Nach dem verheerenden Hauseinsturz in Görlitz mit drei Todesopfern hat die Staatsanwaltschaft Haftbefehle gegen zwei mutmaßliche Verursacher erlassen. Die Männer im Alter von 27 und 33 Jahren stehen im dringenden Verdacht, durch die Manipulation von Gasleitungen eine Explosion ausgelöst zu haben, die das Gebäude zum Einsturz brachte. Dies teilte die Staatsanwaltschaft Görlitz am heutigen Tag mit.
Die tödliche Explosion vom Mai
Am 18. Mai erschütterte eine schwere Gasexplosion die Gründerzeitvilla im ostsächsischen Görlitz. Drei Menschen kamen ums Leben: zwei junge Frauen aus Rumänien und ein Deutsch-Bulgare. Die Wucht der Explosion ließ das historische Gebäude teilweise einstürzen. Rettungskräfte bargen die Opfer aus den Trümmern. Die genauen Umstände des Unglücks wurden umgehend von der Staatsanwaltschaft untersucht.
Gutachten bestätigen Gasexplosion als Ursache
Nach Angaben der Staatsanwaltschaft haben vorläufige Sachverständigengutachten die Gasexplosion als eindeutige Ursache für den Einsturz bestätigt. „Die Explosion wurde durch beschädigte oder manipulierte Gasleitungen im Gebäude ausgelöst“, erklärte ein Sprecher der Behörde. Diese Erkenntnisse ermöglichten es den Ermittlern, die Haftbefehle gegen die beiden Tatverdächtigen zu beantragen.
Die Tatverdächtigen und ihre Vorstrafen
Bei den Beschuldigten handelt es sich um einen 27-jährigen Polen und einen 33-jährigen Mann aus Afghanistan. Sie stehen im Verdacht, Buntmetalldiebstähle begangen zu haben. Dabei sollen sie in der Gründerzeitvilla Gasleitungen beschädigt oder manipuliert haben, was letztlich zur Gasexplosion führte. Die Männer befinden sich bereits aus anderen Gründen in Haft. Die neu erlassenen Untersuchungshaftbefehle würden laut Staatsanwaltschaft erst vollstreckt, wenn die bestehenden Haftgründe entfallen.
Die rechtliche Einordnung
Die Staatsanwaltschaft ermittelt gegen die beiden Männer wegen des Verdachts des gemeinschaftlichen Herbeiführens einer Sprengstoffexplosion mit Todesfolge in Tateinheit mit fahrlässiger Tötung in drei Fällen. Dieses Delikt kann mit einer langjährigen Freiheitsstrafe geahndet werden. Die Ermittlungen wurden maßgeblich durch Hinweise der polnischen Polizei vorangetrieben. „Ohne die internationale Zusammenarbeit wäre dieser Ermittlungsstand nicht möglich gewesen“, betonte der Staatsanwaltschaftssprecher.

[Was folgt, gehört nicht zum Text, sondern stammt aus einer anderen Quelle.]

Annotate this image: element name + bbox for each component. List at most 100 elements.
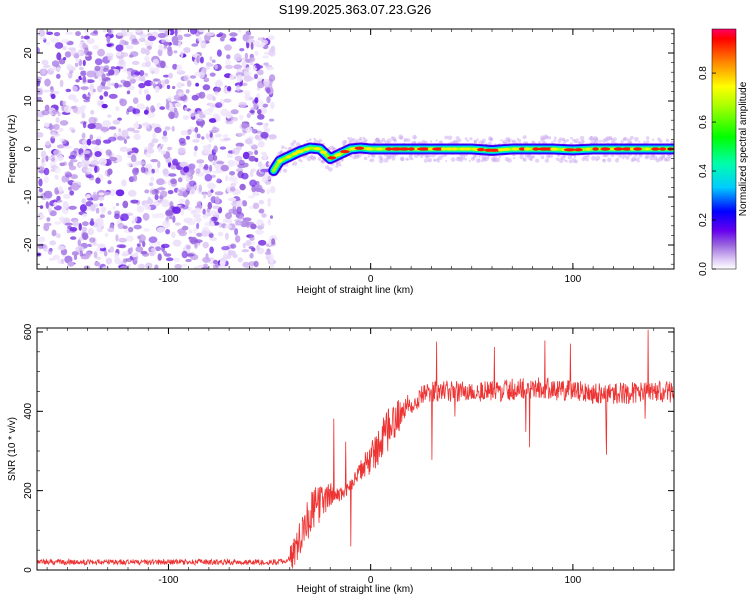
noise-blob (241, 57, 246, 61)
noise-blob (107, 55, 113, 61)
noise-blob (43, 122, 51, 128)
noise-blob (125, 45, 134, 50)
noise-blob (268, 134, 277, 140)
signal-halo (414, 141, 417, 144)
noise-blob (160, 243, 170, 249)
noise-blob (43, 167, 50, 176)
noise-blob (170, 178, 177, 185)
noise-blob (139, 263, 144, 269)
signal-peak (574, 148, 583, 152)
noise-blob (70, 159, 78, 163)
noise-blob (248, 56, 256, 63)
noise-blob (94, 261, 101, 267)
colorbar-label: Normalized spectral amplitude (738, 81, 749, 216)
noise-blob (54, 187, 60, 195)
noise-blob (71, 251, 79, 256)
snr-xtick-label: 100 (565, 575, 582, 586)
noise-blob (63, 105, 72, 113)
noise-blob (173, 110, 179, 119)
noise-blob (262, 151, 268, 160)
noise-blob (79, 250, 84, 257)
signal-halo (414, 136, 417, 139)
noise-blob (157, 160, 161, 168)
noise-blob (269, 256, 274, 264)
noise-blob (200, 121, 204, 128)
noise-blob (95, 247, 101, 252)
signal-halo (582, 140, 585, 142)
noise-blob (194, 126, 199, 133)
noise-blob (44, 190, 52, 195)
signal-halo (618, 154, 623, 158)
noise-blob (119, 98, 127, 107)
noise-blob (258, 239, 267, 246)
noise-blob (257, 69, 264, 76)
signal-halo (338, 163, 342, 167)
noise-blob (208, 137, 213, 143)
signal-halo (643, 140, 646, 144)
noise-blob (211, 127, 220, 133)
noise-blob (89, 83, 95, 91)
noise-blob (183, 47, 191, 54)
noise-blob (156, 102, 161, 108)
noise-blob (196, 55, 201, 63)
noise-blob (249, 179, 257, 187)
noise-blob (185, 253, 195, 257)
noise-blob (178, 35, 183, 41)
noise-blob (99, 95, 104, 100)
noise-blob (97, 220, 103, 229)
signal-peak (633, 147, 643, 151)
noise-blob (229, 186, 236, 192)
noise-blob (237, 29, 242, 33)
noise-blob (116, 51, 122, 57)
noise-blob (242, 33, 249, 42)
noise-blob (237, 132, 246, 136)
noise-blob (139, 70, 145, 77)
noise-blob (206, 93, 215, 101)
signal-halo (399, 136, 404, 140)
noise-blob (214, 87, 221, 92)
noise-blob (232, 147, 240, 155)
spectrogram-ytick-label: 0 (23, 146, 34, 152)
colorbar: 0.0 0.2 0.4 0.6 0.8 Normalized spectral ampl… (698, 28, 749, 276)
snr-xtick-label: 0 (368, 575, 374, 586)
noise-blob (100, 210, 106, 214)
noise-blob (197, 264, 205, 268)
noise-blob (61, 175, 68, 183)
noise-blob (137, 235, 141, 239)
noise-blob (185, 176, 191, 182)
noise-blob (258, 200, 265, 205)
noise-blob (225, 175, 229, 182)
signal-halo (371, 153, 376, 158)
noise-blob (163, 41, 170, 46)
noise-blob (134, 160, 140, 167)
noise-blob (132, 122, 140, 129)
noise-blob (264, 251, 272, 255)
noise-blob (254, 150, 259, 155)
signal-peak (659, 147, 667, 151)
noise-blob (37, 131, 44, 138)
noise-blob (167, 96, 173, 101)
noise-blob (134, 113, 141, 117)
noise-blob (202, 241, 209, 249)
noise-blob (174, 102, 182, 108)
noise-blob (249, 61, 254, 65)
noise-blob (148, 236, 158, 243)
noise-blob (158, 29, 167, 33)
signal-peak (398, 147, 410, 151)
noise-blob (242, 151, 250, 160)
signal-halo (473, 139, 478, 144)
noise-blob (51, 109, 59, 115)
noise-blob (198, 71, 205, 79)
noise-blob (165, 65, 169, 69)
noise-blob (108, 126, 117, 130)
noise-blob (181, 263, 188, 267)
noise-blob (174, 222, 181, 226)
signal-peak (613, 147, 624, 151)
noise-blob (107, 114, 112, 118)
noise-blob (107, 180, 112, 185)
noise-blob (114, 252, 119, 260)
noise-blob (222, 218, 228, 223)
noise-blob (115, 202, 120, 207)
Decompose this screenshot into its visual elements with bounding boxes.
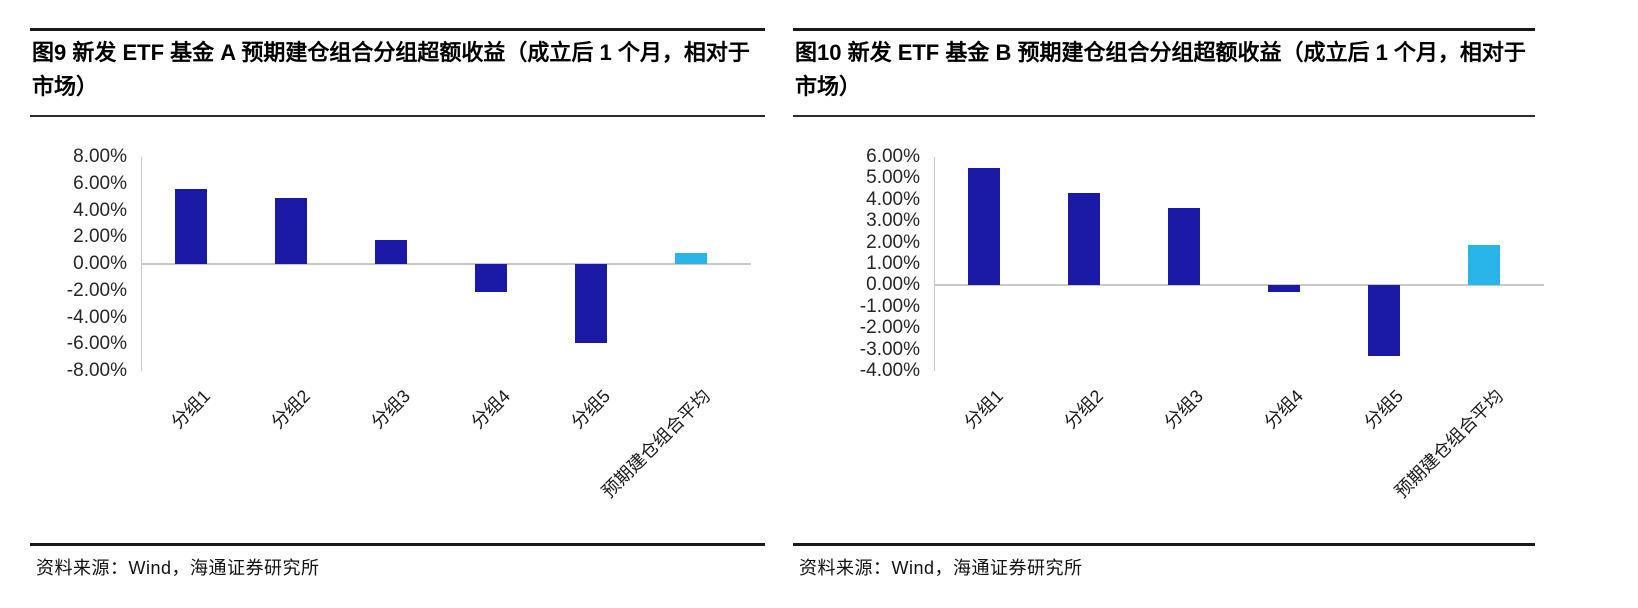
x-tick-label: 分组1	[960, 385, 1007, 433]
y-tick-label: 5.00%	[866, 167, 920, 189]
y-tick-label: -8.00%	[66, 360, 127, 381]
bar-6	[675, 253, 707, 264]
y-tick-label: -2.00%	[66, 279, 127, 301]
x-tick-label: 分组2	[267, 385, 314, 433]
x-tick-label: 分组3	[367, 385, 414, 433]
source-note: 资料来源：Wind，海通证券研究所	[36, 558, 320, 578]
x-tick-label: 分组3	[1160, 385, 1207, 433]
y-tick-label: 2.00%	[866, 231, 920, 253]
figure-title: 图10 新发 ETF 基金 B 预期建仓组合分组超额收益（成立后 1 个月，相对…	[795, 40, 1526, 99]
bar-2	[1068, 193, 1100, 286]
x-tick-label: 分组5	[1360, 385, 1407, 433]
figure-panel-b: 图10 新发 ETF 基金 B 预期建仓组合分组超额收益（成立后 1 个月，相对…	[793, 0, 1544, 608]
y-tick-label: 4.00%	[866, 188, 920, 210]
bar-2	[275, 198, 307, 264]
title-divider-rule	[793, 115, 1535, 117]
x-tick-label: 分组4	[467, 385, 514, 433]
y-tick-label: -4.00%	[859, 360, 920, 381]
bar-4	[475, 264, 507, 293]
y-tick-label: 2.00%	[73, 226, 127, 248]
bar-5	[575, 264, 607, 343]
y-tick-label: -1.00%	[859, 295, 920, 317]
bar-1	[968, 167, 1000, 286]
y-tick-label: -4.00%	[66, 306, 127, 328]
bottom-rule	[793, 543, 1535, 546]
x-tick-label: 分组4	[1260, 385, 1307, 433]
y-tick-label: 0.00%	[866, 274, 920, 296]
y-tick-label: 4.00%	[73, 199, 127, 221]
y-tick-label: -2.00%	[859, 317, 920, 339]
bar-chart-fund-b: 6.00% 5.00% 4.00% 3.00% 2.00% 1.00% 0.00% -1.00…	[793, 128, 1544, 520]
top-rule	[30, 28, 765, 31]
y-tick-label: 3.00%	[866, 210, 920, 232]
bar-1	[175, 189, 207, 264]
y-tick-label: 1.00%	[866, 253, 920, 274]
bottom-rule	[30, 543, 765, 546]
bar-4	[1268, 285, 1300, 292]
y-tick-label: -6.00%	[66, 333, 127, 355]
source-note: 资料来源：Wind，海通证券研究所	[799, 558, 1083, 578]
x-tick-label: 分组5	[567, 385, 614, 433]
zero-line	[934, 284, 1544, 287]
bar-5	[1368, 285, 1400, 356]
bar-3	[375, 239, 407, 264]
top-rule	[793, 28, 1535, 31]
figure-title: 图9 新发 ETF 基金 A 预期建仓组合分组超额收益（成立后 1 个月，相对于…	[32, 40, 750, 99]
y-tick-label: 8.00%	[73, 146, 127, 167]
x-tick-label: 分组1	[167, 385, 214, 433]
bar-6	[1468, 244, 1500, 286]
y-tick-label: 6.00%	[73, 172, 127, 194]
y-axis-line	[934, 157, 935, 371]
y-tick-label: -3.00%	[859, 338, 920, 360]
bar-3	[1168, 208, 1200, 286]
title-divider-rule	[30, 115, 765, 117]
figure-panel-a: 图9 新发 ETF 基金 A 预期建仓组合分组超额收益（成立后 1 个月，相对于…	[30, 0, 765, 608]
x-tick-label: 分组2	[1060, 385, 1107, 433]
y-tick-label: 0.00%	[73, 253, 127, 274]
zero-line	[141, 263, 751, 265]
y-tick-label: 6.00%	[866, 146, 920, 167]
bar-chart-fund-a: 8.00% 6.00% 4.00% 2.00% 0.00% -2.00% -4.00% -6.…	[30, 128, 765, 520]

Ausblick und weitere Schritte
Die Untersuchungen sind noch nicht abgeschlossen. Die Staatsanwaltschaft prüft weitere mögliche Beteiligte und versucht, den genauen Ablauf der Manipulationen zu rekonstruieren. Die Angehörigen der Opfer werden von einem Opferbeauftragten betreut. Der Hauseinsturz in Görlitz hat in der Region Bestürzung ausgelöst. Die Stadtverwaltung kündigte an, die Sicherheit von Altbauten zu überprüfen.